Mme [S] soutient qu’elle a travaillé au magasin de [Localité 6] tout en étant placée en activité partielle mais aucune pièce n’en atteste. Pour les besoins de sa thèse elle prétend s’être garée pour son travail au parking des Tanneurs de [Localité 6] mais à l’époque considérée son lieu de travail était fixé à [Localité 8] et elle a refusé toute mutation dans la capitale des Flandres. Il appert et il n’est pas contredit par les copies de messages versées aux débats qu’elle a normalement bénéficié du dispositif d’activité partielle notamment pendant les périodes de confinement et qu’aucune activité au service de la société intimée n’est démontrée pendant les confinements et les périodes d’activité partielle. L’article L 8223-1 du code du travail réservant le bénéfice de l’indemnité pour travail dissimulé aux seuls salariés auxquels l’employeur a eu recours en violation des articles L 8221-3 et L 8221-5 du code du travail, ce qui dans la présente affaire n’est pas avéré faute de dissimulation intentionnelle, la demande sera rejetée.

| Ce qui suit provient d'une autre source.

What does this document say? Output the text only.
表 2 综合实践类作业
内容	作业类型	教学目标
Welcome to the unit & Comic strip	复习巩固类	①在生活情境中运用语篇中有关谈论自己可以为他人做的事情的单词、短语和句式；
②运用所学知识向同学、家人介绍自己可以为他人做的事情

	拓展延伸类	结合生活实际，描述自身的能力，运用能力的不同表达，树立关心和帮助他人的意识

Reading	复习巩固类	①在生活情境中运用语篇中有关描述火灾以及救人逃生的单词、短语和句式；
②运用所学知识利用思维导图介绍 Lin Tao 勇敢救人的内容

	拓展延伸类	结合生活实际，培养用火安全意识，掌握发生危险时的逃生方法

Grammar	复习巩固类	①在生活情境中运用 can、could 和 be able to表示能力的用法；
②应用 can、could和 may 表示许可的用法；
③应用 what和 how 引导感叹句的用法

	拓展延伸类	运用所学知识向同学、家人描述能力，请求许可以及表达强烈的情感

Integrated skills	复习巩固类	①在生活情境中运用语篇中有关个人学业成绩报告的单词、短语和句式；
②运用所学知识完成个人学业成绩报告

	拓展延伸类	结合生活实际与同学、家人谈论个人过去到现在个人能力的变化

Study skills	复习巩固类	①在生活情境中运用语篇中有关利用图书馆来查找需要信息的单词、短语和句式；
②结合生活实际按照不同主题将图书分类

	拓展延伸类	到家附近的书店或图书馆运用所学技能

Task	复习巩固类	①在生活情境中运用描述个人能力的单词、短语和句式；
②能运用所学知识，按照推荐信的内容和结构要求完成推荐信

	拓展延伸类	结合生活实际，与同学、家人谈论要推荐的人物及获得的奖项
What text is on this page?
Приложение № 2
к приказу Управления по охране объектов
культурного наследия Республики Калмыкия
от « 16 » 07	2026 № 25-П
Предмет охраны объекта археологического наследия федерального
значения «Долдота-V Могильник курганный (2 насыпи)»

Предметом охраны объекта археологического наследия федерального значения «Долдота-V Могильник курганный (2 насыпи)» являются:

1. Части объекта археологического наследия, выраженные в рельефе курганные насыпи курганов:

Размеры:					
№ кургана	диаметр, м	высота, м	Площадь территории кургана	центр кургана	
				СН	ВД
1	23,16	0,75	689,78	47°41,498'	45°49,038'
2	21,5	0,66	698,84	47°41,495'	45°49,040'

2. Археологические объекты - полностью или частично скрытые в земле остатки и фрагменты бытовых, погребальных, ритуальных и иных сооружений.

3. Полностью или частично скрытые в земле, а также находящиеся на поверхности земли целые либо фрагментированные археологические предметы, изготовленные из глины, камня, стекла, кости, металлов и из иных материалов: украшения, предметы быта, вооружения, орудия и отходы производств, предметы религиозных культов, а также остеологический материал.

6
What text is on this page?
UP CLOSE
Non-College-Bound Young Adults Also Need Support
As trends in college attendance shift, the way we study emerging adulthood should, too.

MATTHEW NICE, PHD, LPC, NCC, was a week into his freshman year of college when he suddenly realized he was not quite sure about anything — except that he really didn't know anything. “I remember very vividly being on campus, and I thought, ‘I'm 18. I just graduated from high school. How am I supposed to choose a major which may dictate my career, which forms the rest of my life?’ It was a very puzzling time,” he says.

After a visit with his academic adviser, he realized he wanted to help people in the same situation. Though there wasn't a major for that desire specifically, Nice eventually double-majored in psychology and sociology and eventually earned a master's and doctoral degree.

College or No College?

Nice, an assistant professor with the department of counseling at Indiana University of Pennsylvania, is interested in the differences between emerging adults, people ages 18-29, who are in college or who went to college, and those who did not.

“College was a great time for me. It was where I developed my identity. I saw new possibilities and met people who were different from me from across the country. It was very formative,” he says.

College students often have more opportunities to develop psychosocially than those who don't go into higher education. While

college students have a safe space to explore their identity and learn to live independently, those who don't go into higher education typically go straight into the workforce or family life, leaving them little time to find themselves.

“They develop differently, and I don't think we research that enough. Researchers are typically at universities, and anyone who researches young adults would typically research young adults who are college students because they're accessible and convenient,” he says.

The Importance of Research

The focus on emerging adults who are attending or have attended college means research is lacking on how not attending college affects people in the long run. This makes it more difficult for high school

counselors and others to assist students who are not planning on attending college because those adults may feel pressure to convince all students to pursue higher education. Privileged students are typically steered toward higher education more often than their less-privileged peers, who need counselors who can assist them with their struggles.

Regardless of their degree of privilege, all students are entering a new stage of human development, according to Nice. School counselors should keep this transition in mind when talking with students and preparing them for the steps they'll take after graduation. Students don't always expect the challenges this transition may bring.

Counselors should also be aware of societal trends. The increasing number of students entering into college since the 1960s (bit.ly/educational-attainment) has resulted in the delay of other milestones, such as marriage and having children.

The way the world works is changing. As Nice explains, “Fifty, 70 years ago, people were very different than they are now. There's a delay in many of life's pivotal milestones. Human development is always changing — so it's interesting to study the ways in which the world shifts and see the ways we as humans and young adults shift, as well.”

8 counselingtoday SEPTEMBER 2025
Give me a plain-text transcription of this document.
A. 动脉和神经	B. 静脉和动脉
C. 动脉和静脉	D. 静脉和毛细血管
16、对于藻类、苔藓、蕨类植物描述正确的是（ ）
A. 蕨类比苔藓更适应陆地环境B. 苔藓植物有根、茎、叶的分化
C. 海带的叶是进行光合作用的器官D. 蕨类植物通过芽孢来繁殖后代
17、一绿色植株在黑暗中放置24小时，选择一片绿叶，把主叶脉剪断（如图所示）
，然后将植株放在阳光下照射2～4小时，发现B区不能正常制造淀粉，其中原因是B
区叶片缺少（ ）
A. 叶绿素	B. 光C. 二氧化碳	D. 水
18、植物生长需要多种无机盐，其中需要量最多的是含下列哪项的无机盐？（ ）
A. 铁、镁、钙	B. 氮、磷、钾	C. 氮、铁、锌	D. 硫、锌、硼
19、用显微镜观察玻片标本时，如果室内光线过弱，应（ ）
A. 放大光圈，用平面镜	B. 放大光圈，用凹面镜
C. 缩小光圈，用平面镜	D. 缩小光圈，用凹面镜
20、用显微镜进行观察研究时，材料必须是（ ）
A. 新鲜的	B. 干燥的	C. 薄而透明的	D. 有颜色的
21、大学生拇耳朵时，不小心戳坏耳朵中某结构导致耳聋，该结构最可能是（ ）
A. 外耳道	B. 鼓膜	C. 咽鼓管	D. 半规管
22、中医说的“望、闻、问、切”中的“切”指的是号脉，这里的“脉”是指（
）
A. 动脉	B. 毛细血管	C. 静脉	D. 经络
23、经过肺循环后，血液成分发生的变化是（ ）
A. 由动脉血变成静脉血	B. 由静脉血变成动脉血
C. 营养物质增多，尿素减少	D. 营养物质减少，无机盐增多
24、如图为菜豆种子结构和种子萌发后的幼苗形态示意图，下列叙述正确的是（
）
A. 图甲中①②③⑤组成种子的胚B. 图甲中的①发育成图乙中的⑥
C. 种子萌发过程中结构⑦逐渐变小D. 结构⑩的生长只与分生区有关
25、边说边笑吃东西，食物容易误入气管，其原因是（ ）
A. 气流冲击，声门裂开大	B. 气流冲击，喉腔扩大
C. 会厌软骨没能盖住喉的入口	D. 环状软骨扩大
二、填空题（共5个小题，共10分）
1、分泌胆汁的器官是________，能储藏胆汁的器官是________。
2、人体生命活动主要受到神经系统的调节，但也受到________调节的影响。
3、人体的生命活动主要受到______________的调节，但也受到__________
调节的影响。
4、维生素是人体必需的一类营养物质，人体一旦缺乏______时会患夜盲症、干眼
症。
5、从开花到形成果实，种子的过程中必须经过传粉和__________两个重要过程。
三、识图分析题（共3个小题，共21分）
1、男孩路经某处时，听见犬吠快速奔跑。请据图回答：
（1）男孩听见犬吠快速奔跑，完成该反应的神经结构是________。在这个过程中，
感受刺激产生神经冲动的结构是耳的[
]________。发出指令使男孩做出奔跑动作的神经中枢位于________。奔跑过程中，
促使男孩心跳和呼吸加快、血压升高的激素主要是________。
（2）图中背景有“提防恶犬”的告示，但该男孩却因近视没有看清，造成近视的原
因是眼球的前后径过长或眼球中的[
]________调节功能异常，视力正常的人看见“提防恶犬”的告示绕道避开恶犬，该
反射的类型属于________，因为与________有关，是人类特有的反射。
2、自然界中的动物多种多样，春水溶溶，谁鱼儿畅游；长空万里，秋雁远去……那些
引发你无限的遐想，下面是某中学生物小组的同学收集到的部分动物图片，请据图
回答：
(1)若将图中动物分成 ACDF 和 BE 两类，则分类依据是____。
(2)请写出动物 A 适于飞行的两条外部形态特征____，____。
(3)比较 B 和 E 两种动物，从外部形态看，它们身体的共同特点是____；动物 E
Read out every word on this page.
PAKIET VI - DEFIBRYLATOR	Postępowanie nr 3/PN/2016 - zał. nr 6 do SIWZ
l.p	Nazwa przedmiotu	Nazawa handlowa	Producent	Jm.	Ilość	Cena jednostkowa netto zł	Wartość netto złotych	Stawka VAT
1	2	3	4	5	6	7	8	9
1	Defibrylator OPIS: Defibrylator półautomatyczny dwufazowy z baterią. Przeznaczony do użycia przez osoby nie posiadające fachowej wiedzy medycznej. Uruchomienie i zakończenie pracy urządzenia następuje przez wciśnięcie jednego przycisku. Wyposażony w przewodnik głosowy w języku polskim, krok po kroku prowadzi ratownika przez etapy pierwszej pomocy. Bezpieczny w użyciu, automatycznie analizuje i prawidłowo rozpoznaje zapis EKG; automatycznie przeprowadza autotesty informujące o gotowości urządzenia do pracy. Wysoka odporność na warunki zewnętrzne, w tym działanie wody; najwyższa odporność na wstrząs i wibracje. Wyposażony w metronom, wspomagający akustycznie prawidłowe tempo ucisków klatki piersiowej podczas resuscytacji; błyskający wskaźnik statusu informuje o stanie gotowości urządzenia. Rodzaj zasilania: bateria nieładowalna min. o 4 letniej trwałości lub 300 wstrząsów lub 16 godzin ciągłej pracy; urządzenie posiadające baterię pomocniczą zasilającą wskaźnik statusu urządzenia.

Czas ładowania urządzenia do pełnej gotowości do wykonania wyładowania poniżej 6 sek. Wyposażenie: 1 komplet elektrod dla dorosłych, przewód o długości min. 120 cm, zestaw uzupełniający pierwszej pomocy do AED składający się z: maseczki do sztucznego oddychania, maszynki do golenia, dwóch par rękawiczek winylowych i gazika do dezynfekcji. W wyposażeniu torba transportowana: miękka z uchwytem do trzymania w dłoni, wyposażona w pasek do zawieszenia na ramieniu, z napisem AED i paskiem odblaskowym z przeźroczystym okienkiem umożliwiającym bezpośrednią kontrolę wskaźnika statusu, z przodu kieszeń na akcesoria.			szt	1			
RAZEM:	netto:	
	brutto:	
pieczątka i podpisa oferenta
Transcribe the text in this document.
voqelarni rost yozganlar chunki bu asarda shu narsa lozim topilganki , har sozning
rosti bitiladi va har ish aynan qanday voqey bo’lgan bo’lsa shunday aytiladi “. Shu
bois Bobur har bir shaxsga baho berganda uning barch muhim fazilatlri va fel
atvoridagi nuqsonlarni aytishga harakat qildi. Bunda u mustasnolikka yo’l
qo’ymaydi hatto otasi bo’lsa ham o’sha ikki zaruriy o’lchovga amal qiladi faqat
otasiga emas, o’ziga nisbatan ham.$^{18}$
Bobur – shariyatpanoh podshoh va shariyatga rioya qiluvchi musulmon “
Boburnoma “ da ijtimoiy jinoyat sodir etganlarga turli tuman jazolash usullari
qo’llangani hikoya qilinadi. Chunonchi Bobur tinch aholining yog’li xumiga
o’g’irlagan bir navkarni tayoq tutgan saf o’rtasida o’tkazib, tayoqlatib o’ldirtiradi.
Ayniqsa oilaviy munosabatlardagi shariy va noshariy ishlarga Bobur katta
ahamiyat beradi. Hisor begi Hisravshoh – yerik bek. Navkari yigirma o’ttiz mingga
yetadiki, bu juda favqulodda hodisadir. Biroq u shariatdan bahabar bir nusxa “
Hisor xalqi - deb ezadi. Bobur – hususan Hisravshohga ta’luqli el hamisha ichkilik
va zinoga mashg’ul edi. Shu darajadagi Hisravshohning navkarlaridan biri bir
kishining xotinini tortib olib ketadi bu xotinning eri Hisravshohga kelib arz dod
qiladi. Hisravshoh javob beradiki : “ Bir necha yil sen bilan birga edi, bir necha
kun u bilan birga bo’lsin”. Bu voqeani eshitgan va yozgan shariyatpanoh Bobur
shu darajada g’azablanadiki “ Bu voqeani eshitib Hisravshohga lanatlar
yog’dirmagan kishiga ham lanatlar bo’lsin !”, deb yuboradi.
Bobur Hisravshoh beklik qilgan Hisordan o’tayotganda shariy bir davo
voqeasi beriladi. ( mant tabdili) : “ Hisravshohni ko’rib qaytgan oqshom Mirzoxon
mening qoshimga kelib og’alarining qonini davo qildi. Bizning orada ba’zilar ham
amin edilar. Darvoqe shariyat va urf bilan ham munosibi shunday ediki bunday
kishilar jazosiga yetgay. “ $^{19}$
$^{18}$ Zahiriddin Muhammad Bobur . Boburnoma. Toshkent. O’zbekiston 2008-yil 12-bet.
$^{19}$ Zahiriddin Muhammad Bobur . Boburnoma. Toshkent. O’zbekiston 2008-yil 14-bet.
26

Sur les dommages-intérêts pour discrimination
il résulte de l’article L 1132-1 du code du travail que nul ne peut être licencié ou faire l’objet d’une mesure discriminatoire en raison de son état de grossesse. En application de l’article L 1134-1 du code du travail, lorsqu’une discrimination est alléguée l’employeur doit soumettre au juge les critères objectifs et pertinents, étrangers à toute discrimination, justifiant l’inégalité de traitement entre salariés, à charge pour ceux soutenant en être victime de lui communiquer préalablement les éléments de fait propres à en laisser supposer l’existence.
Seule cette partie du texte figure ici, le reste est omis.